Along with its summits this year in London, Hong Kong and Sydney, Out Leadership recently launched a new diagnostic tool, called Out Leadership IQ (OLIQ), that will help companies around the world to measure the strength of their policies and practices.
He’s also excited about shaping the future LGBTQ business leaders around the world. And through programs such as OutWOMEN, Quorum and especially OutNEXT he gets to do that. The OutNEXT summit in July will bring 135 emerging leaders from around the world to New York for development.
“These kids are rock stars.

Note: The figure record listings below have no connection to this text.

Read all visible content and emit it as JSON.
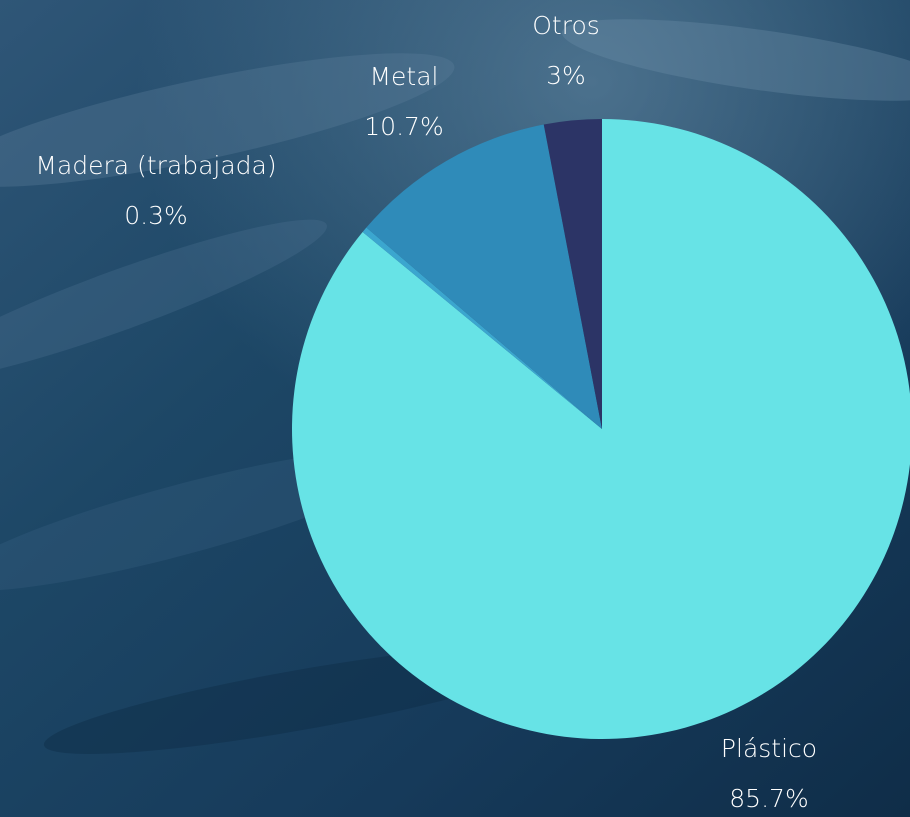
{
  "chart_data": {
    "type": "pie",
    "categories": [
      "Plástico",
      "Madera (trabajada)",
      "Metal",
      "Otros"
    ],
    "values": [
      85.7,
      0.3,
      10.7,
      3
    ],
    "value_labels": [
      "85.7%",
      "0.3%",
      "10.7%",
      "3%"
    ],
    "colors": [
      "#67e3e6",
      "#3ba6cf",
      "#2f8bb9",
      "#2c3466"
    ]
  }
}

They’re just awesome,” he said. “They’ve been out since they were 12 and they don’t have any of the baggage that a lot of the folks in my generation and older have from being in the closet for a while.”
Sears broke down the closet door for the last time when he left that first job. The same year he founded Out Leadership, Sears married Chris Garvin, who does sustainable architecture.
“Our friends joke that I’m saving the gays and he’s saving the world,” Sears said, laughing at the suggestion that by saving the gays he, too, might be saving the world.
“I get to create change for a living in a positive way,” he said, “and I get to engage these CEOs and business leaders and see the light bulb go off.”
Todd Sears, founder and principal of Out Leadership, says he’s optimistic that with the current political climate, “we may see a little bit of backsliding as it relates to LGBTQ rights, but I actually don’t think it’s going to be much,” because so many companies are forward-thinking these days they won’t reverse their own policies. Sears offered this advice to LGBTQ individuals on keeping things moving forward in their lives.
Being visible matters
“It’s been the truism of the movement for 30 years: it’s hard to hate what you know. In America, 92 percent of the public doesn’t know that you can be fired in 29 states for being gay. The way that we change hearts and minds is to be visible and personalize the issues. I think that’s even more true now.”
“Not liking a government official is probably the most common pastime in the U.S. right now, but protesting just because you don’t like him is less effective. If you’re always yelling, when you actually have something to yell about, no one will listen. React against something specific.”